In Europe: Greek PM expected to resign today

3 November 2011

It’s all happening here folks! Slim majority support garnered for debt/bailout referendum, still leaves many Greek MPs unhappy

Greek Prime Minister George Papandreou is expected to offer his resignation within the next half-hour, sources in Athens have told the BBC.

Mr Papandreou will meet Greek President Karolos Papoulias immediately after an emergency cabinet meeting has finished.

He is expected to offer a coalition government, with former Greek central banker Lucas Papademos at the helm.

Mr Papandreou himself would stand down, the BBC understands.
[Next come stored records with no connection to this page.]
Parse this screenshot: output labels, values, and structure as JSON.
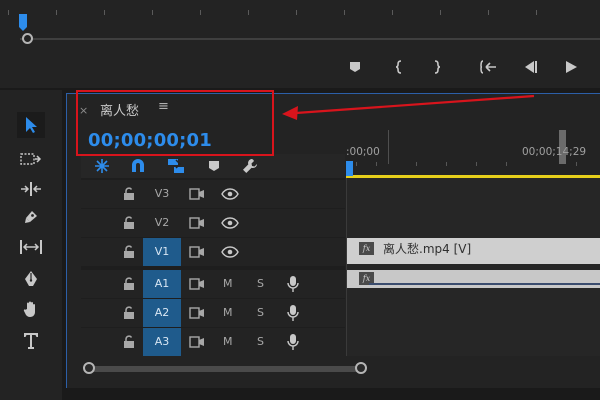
{
  "sequence": {
    "close_label": "×",
    "name": "离人愁",
    "menu_label": "≡",
    "timecode": "00;00;00;01"
  },
  "ruler": {
    "labels": [
      ":00;00",
      "00;00;14;29"
    ]
  },
  "video_tracks": [
    {
      "name": "V3",
      "targeted": false
    },
    {
      "name": "V2",
      "targeted": false
    },
    {
      "name": "V1",
      "targeted": true
    }
  ],
  "audio_tracks": [
    {
      "name": "A1",
      "mute": "M",
      "solo": "S",
      "targeted": true
    },
    {
      "name": "A2",
      "mute": "M",
      "solo": "S",
      "targeted": true
    },
    {
      "name": "A3",
      "mute": "M",
      "solo": "S",
      "targeted": true
    }
  ],
  "clips": {
    "video_label": "离人愁.mp4 [V]",
    "fx_badge": "fx"
  },
  "colors": {
    "accent_blue": "#2d8ceb",
    "track_target": "#1f5b8c",
    "annotation_red": "#d8141c",
    "work_area_yellow": "#e6cf1b"
  },
  "icons": {
    "tools": [
      "selection-arrow-icon",
      "track-select-icon",
      "ripple-edit-icon",
      "razor-icon",
      "slip-icon",
      "pen-icon",
      "hand-icon",
      "type-icon"
    ],
    "transport": [
      "marker-icon",
      "mark-in-icon",
      "mark-out-icon",
      "go-to-in-icon",
      "step-back-icon",
      "play-icon"
    ]
  }
}
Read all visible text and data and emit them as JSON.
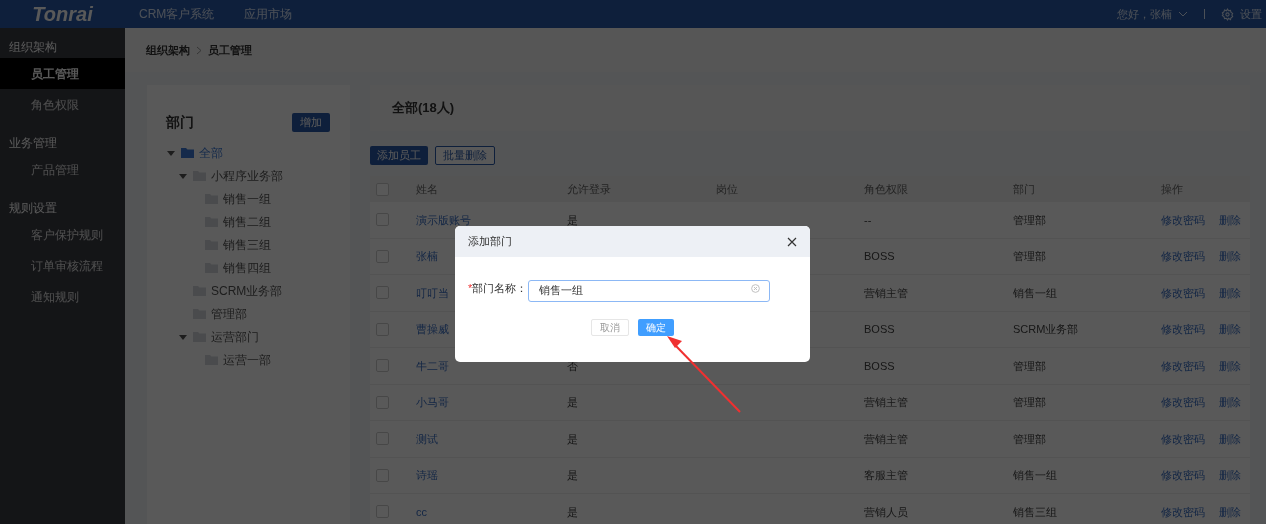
{
  "header": {
    "logo": "Tonrai",
    "nav": [
      {
        "label": "CRM客户系统",
        "selected": false
      },
      {
        "label": "应用市场",
        "selected": false
      }
    ],
    "greeting": "您好，张楠",
    "settings": "设置"
  },
  "sidebar": {
    "groups": [
      {
        "title": "组织架构",
        "items": [
          {
            "label": "员工管理",
            "selected": true
          },
          {
            "label": "角色权限",
            "selected": false
          }
        ]
      },
      {
        "title": "业务管理",
        "items": [
          {
            "label": "产品管理",
            "selected": false
          }
        ]
      },
      {
        "title": "规则设置",
        "items": [
          {
            "label": "客户保护规则",
            "selected": false
          },
          {
            "label": "订单审核流程",
            "selected": false
          },
          {
            "label": "通知规则",
            "selected": false
          }
        ]
      }
    ]
  },
  "breadcrumb": [
    "组织架构",
    "员工管理"
  ],
  "departments": {
    "title": "部门",
    "add_button": "增加",
    "tree": [
      {
        "label": "全部",
        "selected": true,
        "expanded": true,
        "children": [
          {
            "label": "小程序业务部",
            "selected": false,
            "expanded": true,
            "children": [
              {
                "label": "销售一组",
                "selected": false
              },
              {
                "label": "销售二组",
                "selected": false
              },
              {
                "label": "销售三组",
                "selected": false
              },
              {
                "label": "销售四组",
                "selected": false
              }
            ]
          },
          {
            "label": "SCRM业务部",
            "selected": false
          },
          {
            "label": "管理部",
            "selected": false
          },
          {
            "label": "运营部门",
            "selected": false,
            "expanded": true,
            "children": [
              {
                "label": "运营一部",
                "selected": false
              }
            ]
          }
        ]
      }
    ]
  },
  "employees": {
    "title": "全部(18人)",
    "buttons": [
      {
        "label": "添加员工",
        "kind": "primary"
      },
      {
        "label": "批量删除",
        "kind": "outline"
      }
    ],
    "all_checked": false,
    "columns": [
      "姓名",
      "允许登录",
      "岗位",
      "角色权限",
      "部门",
      "操作"
    ],
    "rows": [
      {
        "checked": false,
        "name": "演示版账号",
        "login": "是",
        "role": "--",
        "department": "管理部",
        "actions": [
          "修改密码",
          "删除"
        ]
      },
      {
        "checked": false,
        "name": "张楠",
        "role": "BOSS",
        "department": "管理部",
        "actions": [
          "修改密码",
          "删除"
        ]
      },
      {
        "checked": false,
        "name": "叮叮当",
        "role": "营销主管",
        "department": "销售一组",
        "actions": [
          "修改密码",
          "删除"
        ]
      },
      {
        "checked": false,
        "name": "曹操威",
        "role": "BOSS",
        "department": "SCRM业务部",
        "actions": [
          "修改密码",
          "删除"
        ]
      },
      {
        "checked": false,
        "name": "牛二哥",
        "login": "否",
        "role": "BOSS",
        "department": "管理部",
        "actions": [
          "修改密码",
          "删除"
        ]
      },
      {
        "checked": false,
        "name": "小马哥",
        "login": "是",
        "role": "营销主管",
        "department": "管理部",
        "actions": [
          "修改密码",
          "删除"
        ]
      },
      {
        "checked": false,
        "name": "测试",
        "login": "是",
        "role": "营销主管",
        "department": "管理部",
        "actions": [
          "修改密码",
          "删除"
        ]
      },
      {
        "checked": false,
        "name": "诗瑶",
        "login": "是",
        "role": "客服主管",
        "department": "销售一组",
        "actions": [
          "修改密码",
          "删除"
        ]
      },
      {
        "checked": false,
        "name": "cc",
        "login": "是",
        "role": "营销人员",
        "department": "销售三组",
        "actions": [
          "修改密码",
          "删除"
        ]
      }
    ]
  },
  "dialog": {
    "title": "添加部门",
    "field": {
      "label": "部门名称：",
      "required": true,
      "required_mark": "*",
      "value": "销售一组"
    },
    "buttons": [
      {
        "label": "取消",
        "kind": "default"
      },
      {
        "label": "确定",
        "kind": "primary"
      }
    ]
  }
}
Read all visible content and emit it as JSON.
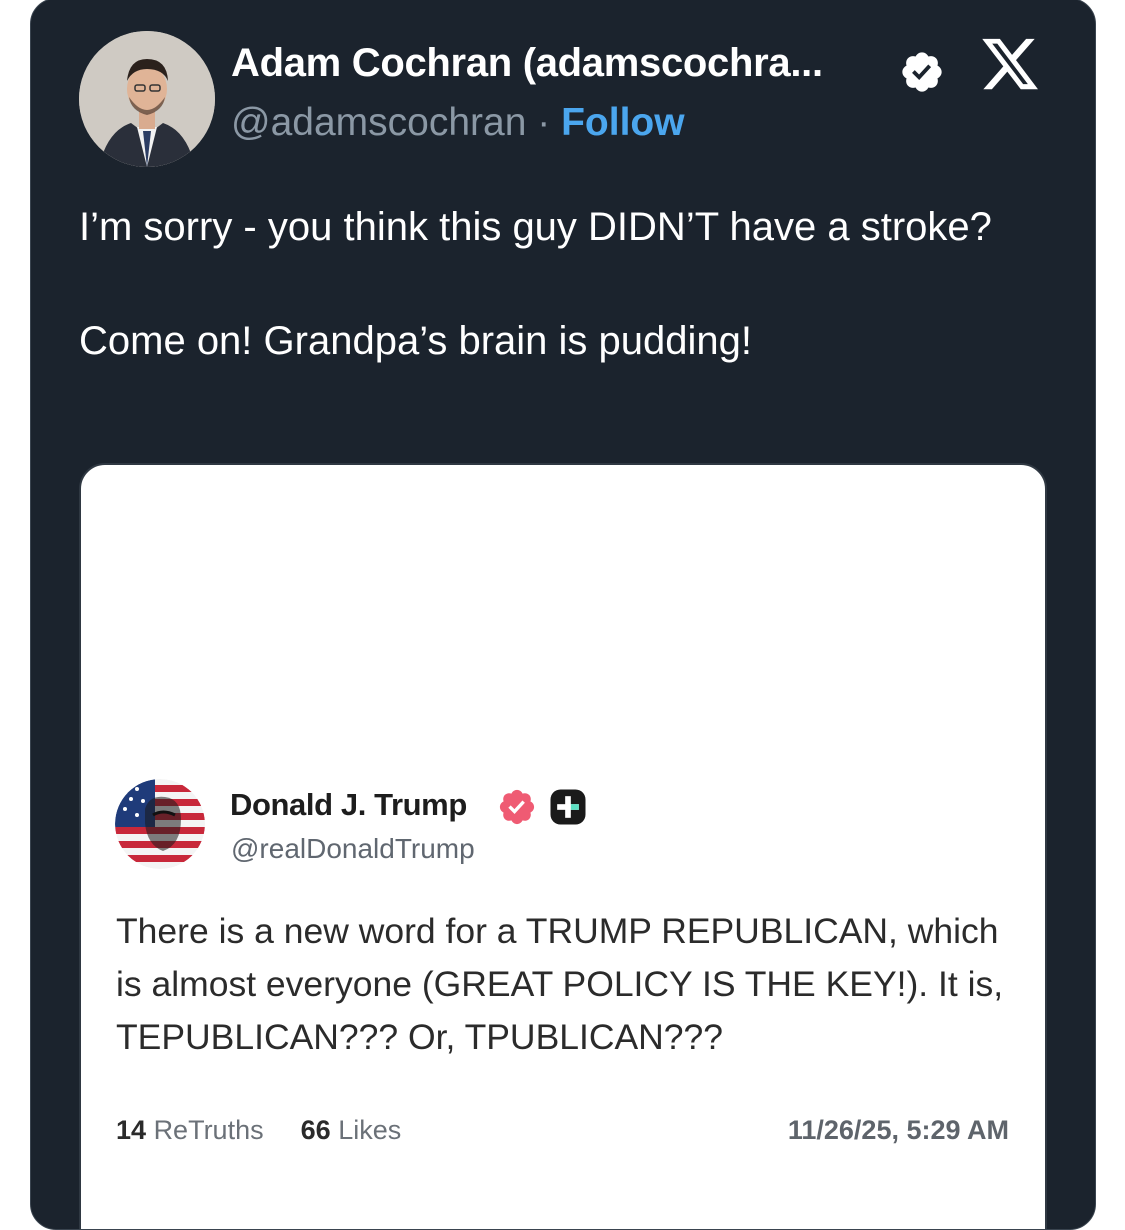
{
  "author": {
    "name": "Adam Cochran (adamscochra...",
    "handle": "@adamscochran",
    "separator": "·",
    "follow_label": "Follow",
    "verified_icon": "verified-badge-icon",
    "avatar": "profile-photo"
  },
  "platform_logo": "x-logo-icon",
  "tweet": {
    "paragraph1": "I’m sorry - you think this guy DIDN’T have a stroke?",
    "paragraph2": "Come on! Grandpa’s brain is pudding!"
  },
  "embedded_post": {
    "name": "Donald J. Trump",
    "handle": "@realDonaldTrump",
    "text": "There is a new word for a TRUMP REPUBLICAN, which is almost everyone (GREAT POLICY IS THE KEY!). It is, TEPUBLICAN??? Or, TPUBLICAN???",
    "retruths_count": "14",
    "retruths_label": "ReTruths",
    "likes_count": "66",
    "likes_label": "Likes",
    "timestamp": "11/26/25, 5:29 AM"
  },
  "colors": {
    "card_bg": "#1b232d",
    "follow": "#4ba6ee",
    "truth_verified": "#ef5b73"
  }
}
However, state TV has denied that he is resigning.

The Greek government was on the verge of collapse after several ministers said they did not support Mr Papandreou’s plan for a referendum on the EU bailout.

The bailout would give the heavily indebted Greek government 130bn euros (£111bn; $178bn) and a 50% write-off of its debts, in return for deeply unpopular austerity measures.

On Thursday, main opposition leader Antonis Samaras of the centre-right New Democracy party called for a caretaker government to safeguard the EU deal.

Shadow over G20

Mr Papandreou had called a vote of confidence for Friday. His Pasok party holds a slim majority, 152 out of 300 seats.

However, he was faced with a parliamentary revolt after several of his MPs withheld their backing. Some called for early elections or a government of national unity instead.

One Pasok rebel MP, Eva Kaili, told the BBC: ”I think now the only solution is to have a new government of national rescue and co-operation led by a person that is recognised by the majority [as] prime minister and tries to uphold the agreement [on the EU bailout] of 26 October.”

The row threatens to overshadow a meeting of the G20 in Cannes, where leading industrialised nations are to discuss the eurozone debt crisis.

Mr Papandreou told reporters in Cannes his referendum would in effect be a vote on whether Greece should remain in the euro.

But the European Commission said if Greece left the European single currency, it would have to leave the European Union as well.

Greek parliament graphic

“The treaty doesn’t foresee an exit from the eurozone without exiting the EU,” spokeswoman Karolina Kottova told a briefing in Brussels.

Earlier, the chairman of the group of eurozone countries, Jean-Claude Juncker of Luxembourg, said plans were in place for a Greek exit from the euro.

“We are absolutely prepared for the situation that I have described and do not want to see come about,” Mr Juncker told German ZDF television.

Greek Finance Minister Evangelos Venizelos launched the parliamentary revolt in the early hours of Thursday with a statement saying Greece’s membership of the euro could not be put in doubt.

“If we want to protect the country we must, under conditions of national unity and political seriousness and consensus, implement without any delay the decision of 26 October. Now, as soon as possible,” Mr Venizelos said.

Mr Venizelos is a former challenger for the Pasok leadership. In 2004, he was defeated by Mr Papandreou by 56% to 38% in a party vote.

Greece was due to receive the next tranche of funds from its first bailout later this month. However, the EU has said it will not transfer the 8bn euros until after the referendum.